Harappa Education—the edtech start-up that teaches short-term cognitive, behavioural and social skills—has now started a two-year MBA-kind of programme, the co-founder told FE.
“We are starting a full-time degree programme—technically, it’s not an MBA. It’s a leadership-forward accelerated management programme. We’re launching the Harappa School of Leadership with it,” said Shreyasi Singh, co-founder, Harappa Education. “It’s a 250-hour programme that is 100% live and done 10 hours per week. It is designed and delivered by faculty, senior industry leaders and entrepreneurs.”

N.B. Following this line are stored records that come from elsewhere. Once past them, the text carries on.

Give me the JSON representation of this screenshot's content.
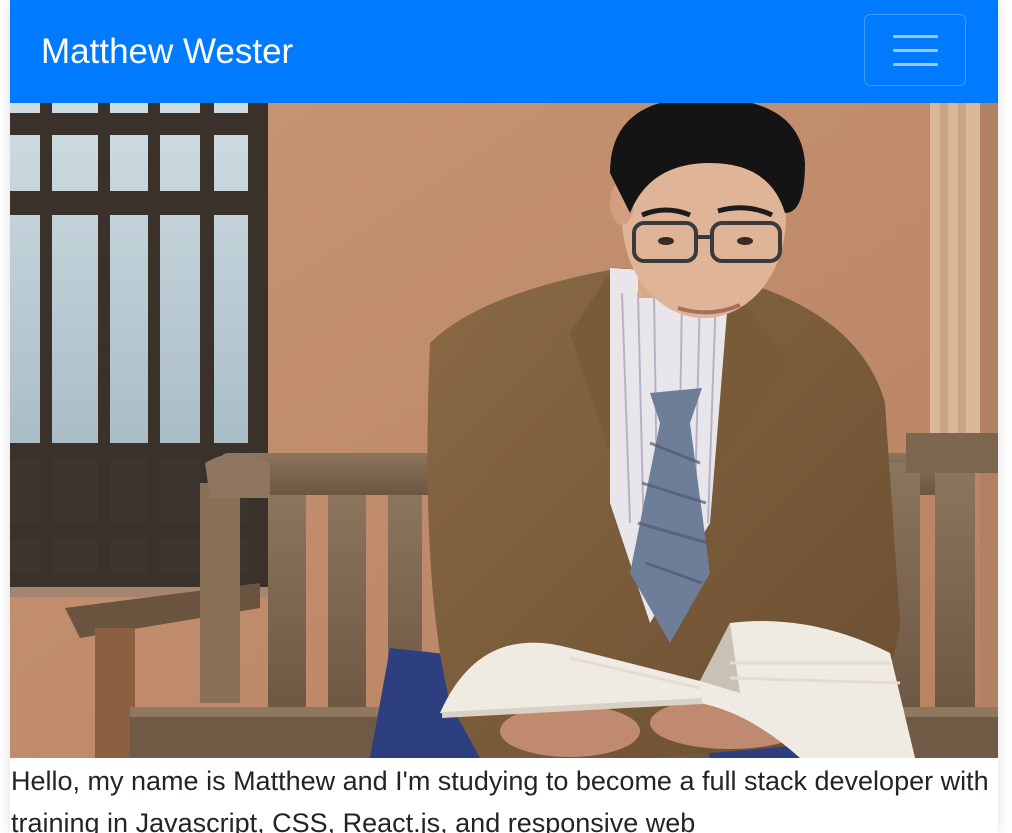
{
  "navbar": {
    "brand": "Matthew Wester",
    "menu_icon": "hamburger-menu-icon"
  },
  "hero": {
    "image": "portrait-photo"
  },
  "intro": {
    "text": "Hello, my name is Matthew and I'm studying to become a full stack developer with training in Javascript, CSS, React.js, and responsive web"
  },
  "colors": {
    "navbar_bg": "#007bff",
    "navbar_text": "#ffffff",
    "body_text": "#212529"
  }
}
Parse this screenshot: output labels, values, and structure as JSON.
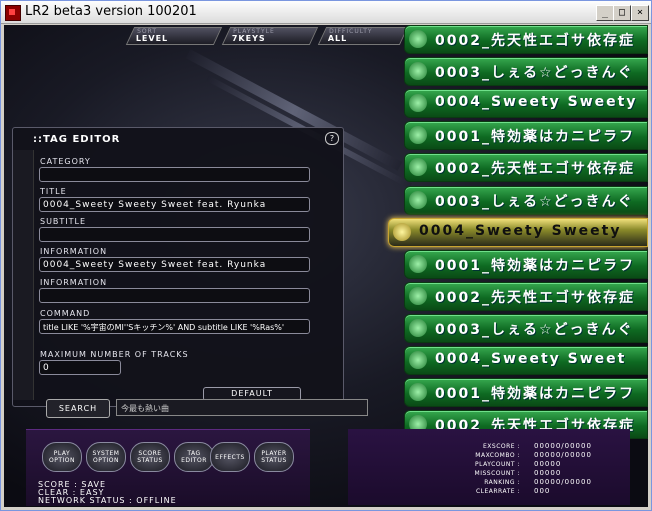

It is completely online, but has 100% live classes, and it is for working professionals.
Founded in 2018 by Singh and Pramath Raj Sinha (founding dean of the Indian School of Business and one of the founders of Ashoka University), Harappa provides over 75 ‘thrive skills’. “These are a set of cognitive, behavioural and social skills that enable individuals to succeed at any stage,” Singh said.

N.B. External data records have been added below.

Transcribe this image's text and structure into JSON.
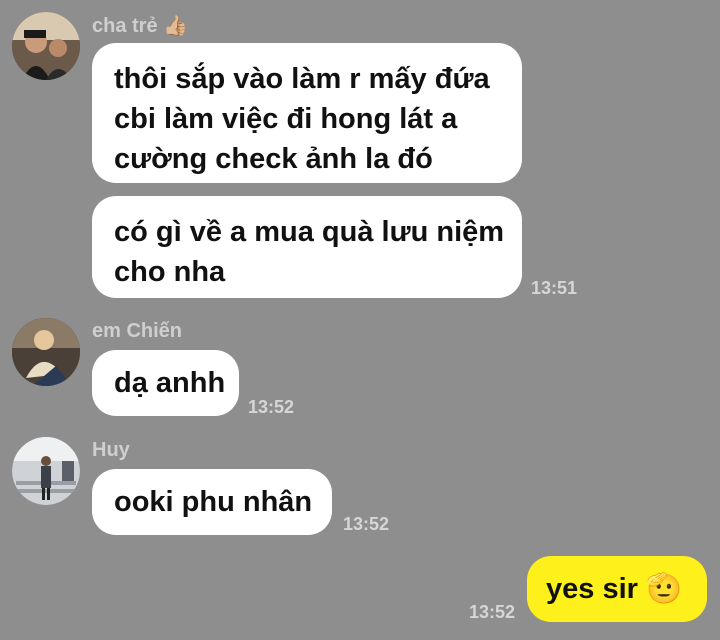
{
  "messages": {
    "group1": {
      "sender": "cha trẻ 👍🏼",
      "bubble1": [
        "thôi sắp vào làm r mấy đứa",
        "cbi làm việc đi hong lát a",
        "cường check ảnh la đó"
      ],
      "bubble2": [
        "có gì về a mua quà lưu niệm",
        "cho nha"
      ],
      "time": "13:51"
    },
    "group2": {
      "sender": "em Chiến",
      "text": "dạ anhh",
      "time": "13:52"
    },
    "group3": {
      "sender": "Huy",
      "text": "ooki phu nhân",
      "time": "13:52"
    },
    "outgoing": {
      "text": "yes sir 🫡",
      "time": "13:52"
    }
  },
  "colors": {
    "background": "#8e8e8e",
    "incoming_bubble": "#ffffff",
    "outgoing_bubble": "#fef01b"
  }
}
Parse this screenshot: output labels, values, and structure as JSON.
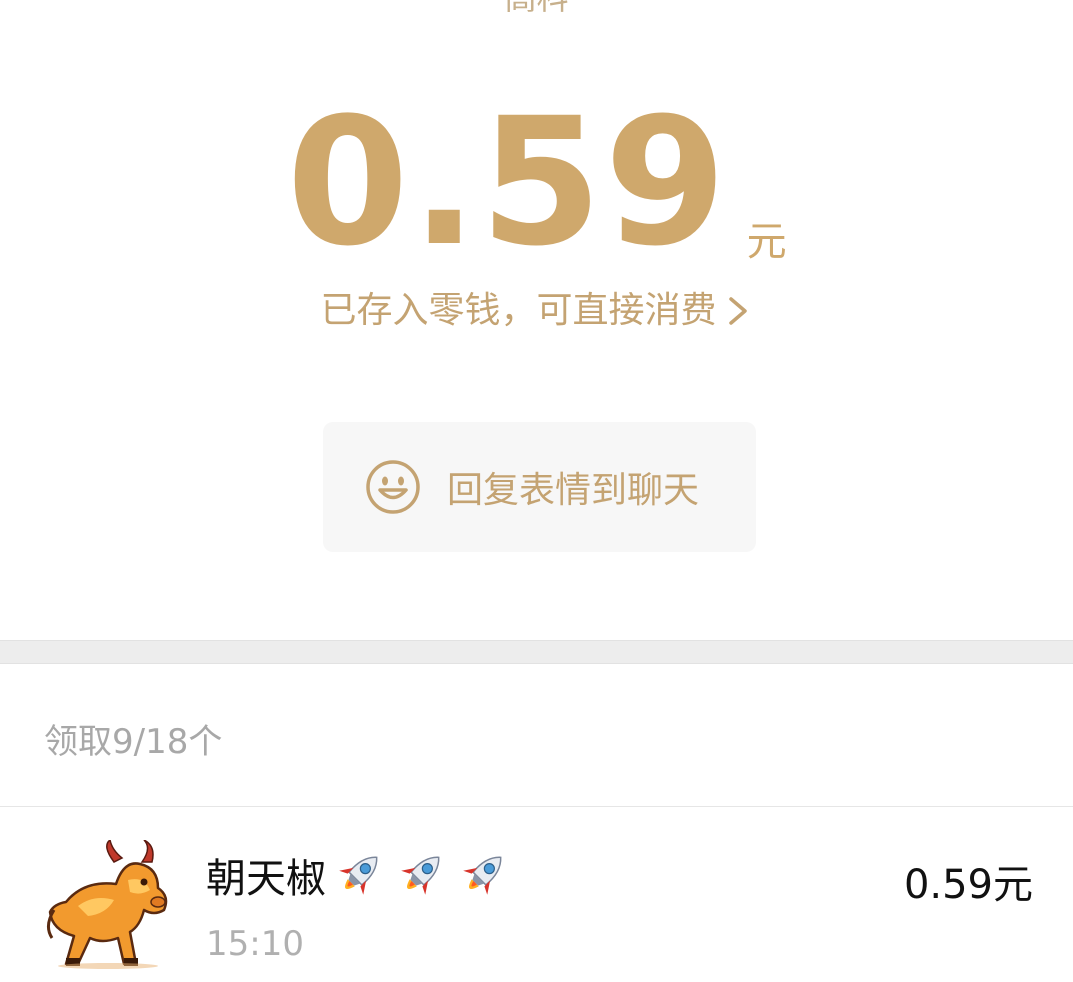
{
  "header": {
    "cut_text": "高科"
  },
  "amount": {
    "value": "0.59",
    "unit": "元"
  },
  "wallet_link": {
    "label": "已存入零钱，可直接消费"
  },
  "reply_button": {
    "label": "回复表情到聊天",
    "icon": "smiley-icon"
  },
  "claim_status": {
    "label": "领取9/18个"
  },
  "records": [
    {
      "name": "朝天椒",
      "emoji_icons": [
        "rocket-icon",
        "rocket-icon",
        "rocket-icon"
      ],
      "time": "15:10",
      "amount": "0.59元"
    }
  ],
  "colors": {
    "gold": "#cfa86c",
    "gold_text": "#c4a372",
    "gray_text": "#a8a8a8",
    "button_bg": "#f7f7f7"
  }
}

Harappa Education offers soft skills, and not technical skills. “In common parlance, the skills we offer (which aim at building your thinking, solving, communicating, collaborating and leading abilities) may be referred to as soft skills, but these are actually hard skills—in that these are these are hard to teach, hard to learn and hard to find,” Singh added.
Other well-known platforms (such as Simplilearn, upGrad, Coursera for Business and Udacity) predominantly offer functional or technical skills.

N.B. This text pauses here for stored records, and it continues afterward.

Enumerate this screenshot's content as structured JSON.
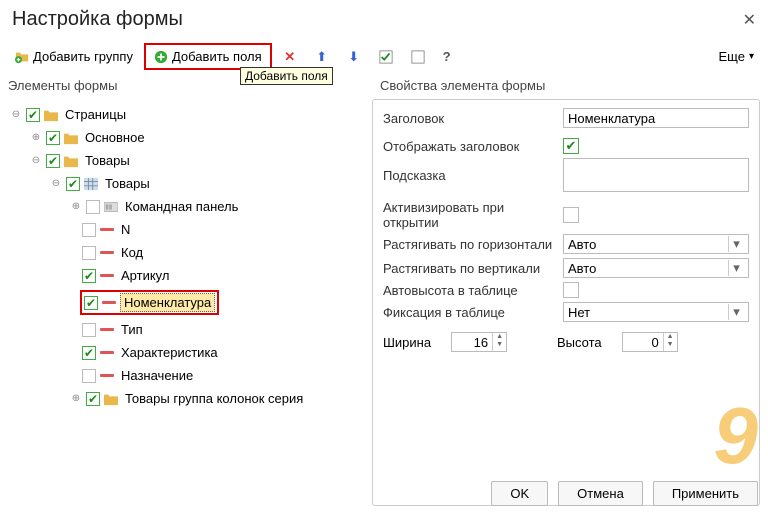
{
  "window": {
    "title": "Настройка формы"
  },
  "toolbar": {
    "add_group": "Добавить группу",
    "add_fields": "Добавить поля",
    "tooltip": "Добавить поля",
    "more": "Еще"
  },
  "left_panel_title": "Элементы формы",
  "right_panel_title": "Свойства элемента формы",
  "tree": {
    "pages": "Страницы",
    "main": "Основное",
    "goods": "Товары",
    "goods_table": "Товары",
    "cmd_panel": "Командная панель",
    "n": "N",
    "code": "Код",
    "article": "Артикул",
    "nomenclature": "Номенклатура",
    "type": "Тип",
    "characteristic": "Характеристика",
    "purpose": "Назначение",
    "series_group": "Товары группа колонок серия"
  },
  "props": {
    "header_label": "Заголовок",
    "header_value": "Номенклатура",
    "show_header": "Отображать заголовок",
    "hint": "Подсказка",
    "activate_on_open": "Активизировать при открытии",
    "stretch_h": "Растягивать по горизонтали",
    "stretch_h_val": "Авто",
    "stretch_v": "Растягивать по вертикали",
    "stretch_v_val": "Авто",
    "autoheight": "Автовысота в таблице",
    "fixation": "Фиксация в таблице",
    "fixation_val": "Нет",
    "width_label": "Ширина",
    "width_val": "16",
    "height_label": "Высота",
    "height_val": "0"
  },
  "footer": {
    "ok": "OK",
    "cancel": "Отмена",
    "apply": "Применить"
  }
}
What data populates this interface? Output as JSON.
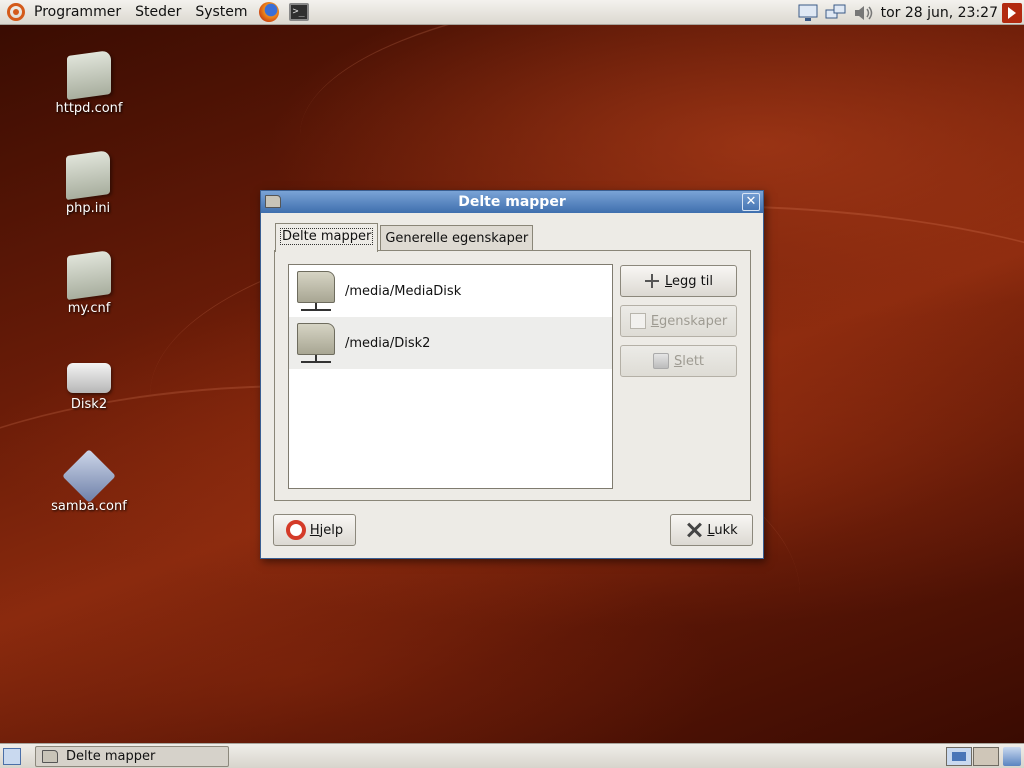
{
  "top_panel": {
    "menus": [
      "Programmer",
      "Steder",
      "System"
    ],
    "clock": "tor 28 jun, 23:27"
  },
  "desktop_icons": [
    "httpd.conf",
    "php.ini",
    "my.cnf",
    "Disk2",
    "samba.conf"
  ],
  "dialog": {
    "title": "Delte mapper",
    "tabs": [
      "Delte mapper",
      "Generelle egenskaper"
    ],
    "shares": [
      "/media/MediaDisk",
      "/media/Disk2"
    ],
    "buttons": {
      "add_key": "L",
      "add_rest": "egg til",
      "props_key": "E",
      "props_rest": "genskaper",
      "delete_key": "S",
      "delete_rest": "lett",
      "help_key": "H",
      "help_rest": "jelp",
      "close_key": "L",
      "close_rest": "ukk"
    }
  },
  "taskbar": {
    "window_title": "Delte mapper"
  },
  "colors": {
    "titlebar": "#3f6fae",
    "desktop": "#6a1c08"
  }
}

Harappa Education has three business lines. The first is the campus business, where it goes to campuses (largely undergraduate engineering and postgraduate MBA) and offers courses for their students. The second is the enterprise business, where it goes to companies such as Mahindra, Kotak, Infosys, etc, and offers courses for their employees. The third is its B2C arm, where it approaches independent retail learners who come and buy courses on their own.